COVID-19 Vaccine Deployment Minister Nadhim Zahawi said:
“It is hugely encouraging to see the vaccination rollout is having a significant impact on stopping the spread of the virus. Almost two thirds of adults – 64% – have had both doses, and so have got the fullest protection on offer.
“I urge everyone to get their first and second dose when invited, as every jab helps to curb transmission and serious illness. The small number of people who are double jabbed and experience symptoms should continue to get tested so we all play our part to stop the spread of this awful virus.”
On Monday 5 July, the government confirmed that step 4 of the roadmap out of lockdown will go ahead on 19 July if its four tests are met, which means all current legal limits on social interactions and restrictions on large events, performances and life events will be lifted. Face coverings will also no longer be mandatory indoors although guidance will suggest where people might choose to wear one.
The Prime Minister also made clear that cases are expected to rise as society opens up. He urged people to remain cautious and to get their vaccine when called, with the latest data showing the vaccination programme has weakened the link between cases, hospitalisations and deaths.
Professor Paul Elliott, director of the REACT programme from Imperial’s School of Public Health, said:
“In spite of the successful rollout of the vaccination programme, we are still seeing rapid growth in infections, especially among younger people.

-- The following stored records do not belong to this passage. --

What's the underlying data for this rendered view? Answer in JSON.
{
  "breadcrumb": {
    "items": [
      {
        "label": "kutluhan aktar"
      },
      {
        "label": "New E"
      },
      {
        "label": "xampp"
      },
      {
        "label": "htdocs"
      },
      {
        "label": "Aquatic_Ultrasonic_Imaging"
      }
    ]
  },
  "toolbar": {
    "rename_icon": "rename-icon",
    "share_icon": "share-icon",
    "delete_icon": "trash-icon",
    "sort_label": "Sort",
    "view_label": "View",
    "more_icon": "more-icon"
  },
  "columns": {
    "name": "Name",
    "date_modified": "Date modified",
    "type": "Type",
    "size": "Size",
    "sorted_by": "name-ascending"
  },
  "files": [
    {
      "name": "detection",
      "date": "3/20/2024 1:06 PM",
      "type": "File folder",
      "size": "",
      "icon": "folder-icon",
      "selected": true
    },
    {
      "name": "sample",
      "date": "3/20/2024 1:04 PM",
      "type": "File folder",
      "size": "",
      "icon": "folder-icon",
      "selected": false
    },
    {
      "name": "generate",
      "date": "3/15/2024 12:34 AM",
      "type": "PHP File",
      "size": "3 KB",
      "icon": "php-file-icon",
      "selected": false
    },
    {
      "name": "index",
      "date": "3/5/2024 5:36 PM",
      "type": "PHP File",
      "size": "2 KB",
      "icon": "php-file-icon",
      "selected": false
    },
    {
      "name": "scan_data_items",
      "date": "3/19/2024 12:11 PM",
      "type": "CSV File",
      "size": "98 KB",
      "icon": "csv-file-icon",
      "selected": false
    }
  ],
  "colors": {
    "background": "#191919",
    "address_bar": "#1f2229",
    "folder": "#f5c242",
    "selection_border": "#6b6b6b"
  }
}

“However, it is encouraging to see lower infection prevalence in people who have had both doses of a vaccine. It is therefore essential that as many people as possible take up both vaccine doses when offered.”
Kelly Beaver, Managing Director, Public Affairs at Ipsos MORI said:
“It looks very likely that the prevalence of COVID-19 will continue to rise as the country is unlocked further, but there are encouraging signs that the vaccine programme is working. These findings reiterate the importance of getting vaccinated. We are very grateful to all the research participants across England for their contribution to this study.”
Restrictions in schools will also come to an end. ‘Bubbles’ will no longer be required for all children under 18, social distancing will no longer be necessary, and schools will not need to stagger start and finish times, though they can continue with existing arrangements until the end of term if they wish.
This report is the latest from the REACT-1 study which was commissioned by the Department of Health and Social Care and carried out by a world-class team of scientists, clinicians and researchers at Imperial College London, Imperial College Healthcare NHS Trust and Ipsos MORI.
Robust population surveillance studies like this are essential to understanding the rate of COVID-19 infection, how the virus is spreading across the country and the impact of measures taken to contain the virus in order to inform current and future actions.